If I was evaluating a manager I'd probably get them to give me a list of practices that they say their team is following and then check to for conformance against that. I am less bothered with do they do code reviews or not but rather "did they tell me that they enforce five conventions in the code and looking at the code I find they rarely do... Lets sit in on a code review"

didgeoridoo

Exercism.org takes this approach; I’m not sure if it’s super pedagogically-driven or more about making it fun and keeping a sense of progression (maybe it can be both?)

I wonder which fields of knowledge are resistant to being structured like this from a learning perspective.

johnecheck

Modeling mastery as a set of skills to be acquired with prerequisites and requirements is clearly valuable. Visualization can serve as a map that guides learners.

Universities employ this on a larger scale - degrees require classes that require passing grades and prerequisites. I like the idea of using it for smaller-scale learning like lessons, classes, and job training.

whiteborb

a "Hard Problem" with this approach is that it needs definable, enumerable "skills." real-world skills often involve flexibly combining tools and tactics in new ways. but not impossible to overcome (LLMs might be uniquely suited to help there actually - coming up with new scenarios etc.)

mym1990

I would argue the opposite, that LLMs are not good at creating novel scenarios which span multiple domains, or sub-domains. That is where creativity plays an important part. Of course an LLM will spit out something that might look like a viable way to combine tools and skills, whether it is correct is highly questionable.

accrual

This makes a great deal of sense to me. If it's demonstratably effective I'd love to see higher education incorporate it.
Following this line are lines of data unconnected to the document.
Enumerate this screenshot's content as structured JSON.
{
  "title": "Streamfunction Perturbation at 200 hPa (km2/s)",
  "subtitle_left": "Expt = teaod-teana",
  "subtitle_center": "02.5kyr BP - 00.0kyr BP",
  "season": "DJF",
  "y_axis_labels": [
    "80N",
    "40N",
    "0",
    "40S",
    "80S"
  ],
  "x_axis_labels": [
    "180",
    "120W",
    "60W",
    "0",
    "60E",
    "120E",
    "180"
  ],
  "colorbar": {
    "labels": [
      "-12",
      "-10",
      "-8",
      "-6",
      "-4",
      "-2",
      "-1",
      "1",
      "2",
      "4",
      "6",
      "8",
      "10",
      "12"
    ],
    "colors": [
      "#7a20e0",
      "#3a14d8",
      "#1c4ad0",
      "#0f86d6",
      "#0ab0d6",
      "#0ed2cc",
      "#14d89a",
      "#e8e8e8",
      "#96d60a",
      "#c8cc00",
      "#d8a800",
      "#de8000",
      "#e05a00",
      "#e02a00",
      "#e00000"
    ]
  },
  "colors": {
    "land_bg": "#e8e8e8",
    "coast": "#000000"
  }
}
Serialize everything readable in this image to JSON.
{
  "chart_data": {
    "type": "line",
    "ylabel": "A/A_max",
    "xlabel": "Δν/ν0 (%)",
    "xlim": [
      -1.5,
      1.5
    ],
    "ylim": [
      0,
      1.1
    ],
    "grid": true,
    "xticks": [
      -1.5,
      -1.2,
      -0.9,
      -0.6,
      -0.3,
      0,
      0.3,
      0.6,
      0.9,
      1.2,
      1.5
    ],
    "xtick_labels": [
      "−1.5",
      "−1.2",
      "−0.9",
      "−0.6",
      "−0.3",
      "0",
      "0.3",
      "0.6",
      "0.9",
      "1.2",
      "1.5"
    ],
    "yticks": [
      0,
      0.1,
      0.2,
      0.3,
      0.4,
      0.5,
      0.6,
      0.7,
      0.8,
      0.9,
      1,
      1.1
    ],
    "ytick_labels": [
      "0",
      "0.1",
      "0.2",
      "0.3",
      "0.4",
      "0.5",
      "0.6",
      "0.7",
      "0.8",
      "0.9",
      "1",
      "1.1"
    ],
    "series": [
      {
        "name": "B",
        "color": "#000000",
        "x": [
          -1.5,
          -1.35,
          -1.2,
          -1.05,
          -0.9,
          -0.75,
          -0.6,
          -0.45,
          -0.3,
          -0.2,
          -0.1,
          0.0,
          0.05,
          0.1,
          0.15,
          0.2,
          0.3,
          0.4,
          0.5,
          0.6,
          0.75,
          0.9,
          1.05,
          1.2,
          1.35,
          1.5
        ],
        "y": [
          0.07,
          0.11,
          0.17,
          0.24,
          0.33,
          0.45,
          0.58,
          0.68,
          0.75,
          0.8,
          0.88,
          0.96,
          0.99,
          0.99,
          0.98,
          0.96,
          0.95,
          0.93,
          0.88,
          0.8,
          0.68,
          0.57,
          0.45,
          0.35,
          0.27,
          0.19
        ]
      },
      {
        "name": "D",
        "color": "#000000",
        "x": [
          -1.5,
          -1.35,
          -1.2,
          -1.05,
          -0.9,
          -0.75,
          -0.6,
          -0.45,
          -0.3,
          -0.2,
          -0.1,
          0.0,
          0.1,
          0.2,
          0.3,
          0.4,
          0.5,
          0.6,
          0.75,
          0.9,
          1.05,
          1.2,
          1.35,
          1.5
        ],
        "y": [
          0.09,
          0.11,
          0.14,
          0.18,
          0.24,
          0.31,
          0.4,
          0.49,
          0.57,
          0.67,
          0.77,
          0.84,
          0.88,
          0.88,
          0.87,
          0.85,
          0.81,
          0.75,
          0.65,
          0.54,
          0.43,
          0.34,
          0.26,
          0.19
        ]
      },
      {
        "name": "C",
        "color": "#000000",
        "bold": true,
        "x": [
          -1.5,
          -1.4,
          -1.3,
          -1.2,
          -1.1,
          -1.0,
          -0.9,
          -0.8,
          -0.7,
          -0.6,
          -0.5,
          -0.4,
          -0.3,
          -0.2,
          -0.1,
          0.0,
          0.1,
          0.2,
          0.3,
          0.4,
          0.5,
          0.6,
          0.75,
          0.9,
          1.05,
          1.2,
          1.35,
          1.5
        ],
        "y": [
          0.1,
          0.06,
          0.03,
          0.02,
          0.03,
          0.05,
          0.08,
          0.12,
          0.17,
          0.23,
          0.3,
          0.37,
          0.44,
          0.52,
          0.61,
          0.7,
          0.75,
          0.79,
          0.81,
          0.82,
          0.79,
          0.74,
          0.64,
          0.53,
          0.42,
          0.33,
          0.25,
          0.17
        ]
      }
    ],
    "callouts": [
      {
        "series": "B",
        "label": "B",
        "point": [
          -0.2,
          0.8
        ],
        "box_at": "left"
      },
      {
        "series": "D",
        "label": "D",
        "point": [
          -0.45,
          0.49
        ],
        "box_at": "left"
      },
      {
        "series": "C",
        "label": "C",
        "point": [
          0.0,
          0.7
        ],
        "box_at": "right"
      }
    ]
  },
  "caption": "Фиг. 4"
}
As a side note, I'm thinking about pursuing an MSc at Georgia Tech OMSC. I wonder if the online nature of it takes into account this kind of skill tree, or if it's more traditional.

Jtsummers

OMSCS is composed of multiple courses with no hard prerequisite requirements (except for one course, and you can skip it if you can persuade the professor). Within each course, they're conventional. If the material lends itself to this form (not all graduate courses do) then they may be in a similar form to this just like any other college course that has a clear progression of "You need to know X before you can produce/study Y".

accrual

Thanks so much for the insight!

ecshafer

OMSCS is basically a normal university structure, except for requiring you to do some foundational courses first (which essentially act as a competency check for the rest of the program).

johnsutor

It looks pretty akin to mathacademy.com, which is fantastic for brushing up on math concepts.

cultofmetatron

looks like mathacademy's approach which I've found to be extremely effective. I wish more moocs used this model of teaching.

constantcrying

>Computer science education has seen two important trends. One has been a shift from raw theory towards skills: competency-based teaching.

There is no greater skill in computer science, science or mathematics than a deep understanding of theory. It is the understanding of how distinct things fit together, nothing could be as helpful. Yes, even when developing a JS web app.

pyinstallwoes

Reminds me of SWG skill tree pre CU nerf

rahimnathwani

The PDF cites Justin's book about Math Academy.

I like how the paper lays out clearly the steps to create a skill tree, and some general guidelines.

The paper is perfect for use as part of an LLM prompt, e.g.

  Using the approach detailed in the attached paper, create a skill tree for writing a magical realism novela.
  Turn this into mermaid code. Don't use parentheses in labels.